Advanced Mean Value Theorem - Part 3

By Intermediate Value Theorem, there exists $c \in (0,~1)$ such that $f(c)=0$ .

Let $g(x)={x}^{3}f(x)$ . Then $g(0)=g(c)=0.$ By Rolle's Theorem, there exists $\xi \in (0,~c)$ such that

$g'(\xi)={\xi}^{3}f'(\xi)+3{\xi}^{2}f(\xi)=0$

Meanwhile, since $\xi>0$ , $~\xi f'(\xi)+3f(\xi)=0$ . Therefore, there always exists $\xi \in (0,~1)$ such that $\xi f'(\xi)+3f(\xi)=0$ .

The answer is yes, always.

$PROOF:$

Let $f(x)$ be a continuous function over $[0,1]$ , differentiable over $(0,1)$ , and satifies:

$f(0)=1$ (i)

$f(1)=-1$ (ii)

By the Mean-Value Theorem, there exists a tangent line to $f(x)$ at some point $\xi \in (0,1)$ such that $f'(\xi)$ equals the slope of the line connecting the two endpoints (i) and (ii).

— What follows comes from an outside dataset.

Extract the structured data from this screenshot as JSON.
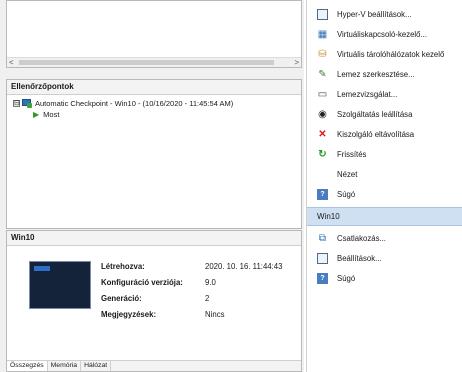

This slope is just equal to:

$f'(\xi) = \frac{-1-1}{1-0} =-2$

which when substituted into the above ODE yields:

$-2\xi + 3f(\xi) = 0 \Rightarrow f(\xi) = \frac{2}{3} \xi$ (iii)

and knowing that $-1 < f(\xi) < 1$ , we obtain $-\frac{3}{2} < \xi < \frac{3}{2}$ . Finally, we observe that $(0,1) \subset (-3/2, 3/2) \Rightarrow \boxed{\exists \xi \in (0,1)}$ that always satisfies the above ODE.

$\mathbb{Q.} \mathbb{E.} \mathbb{D.}$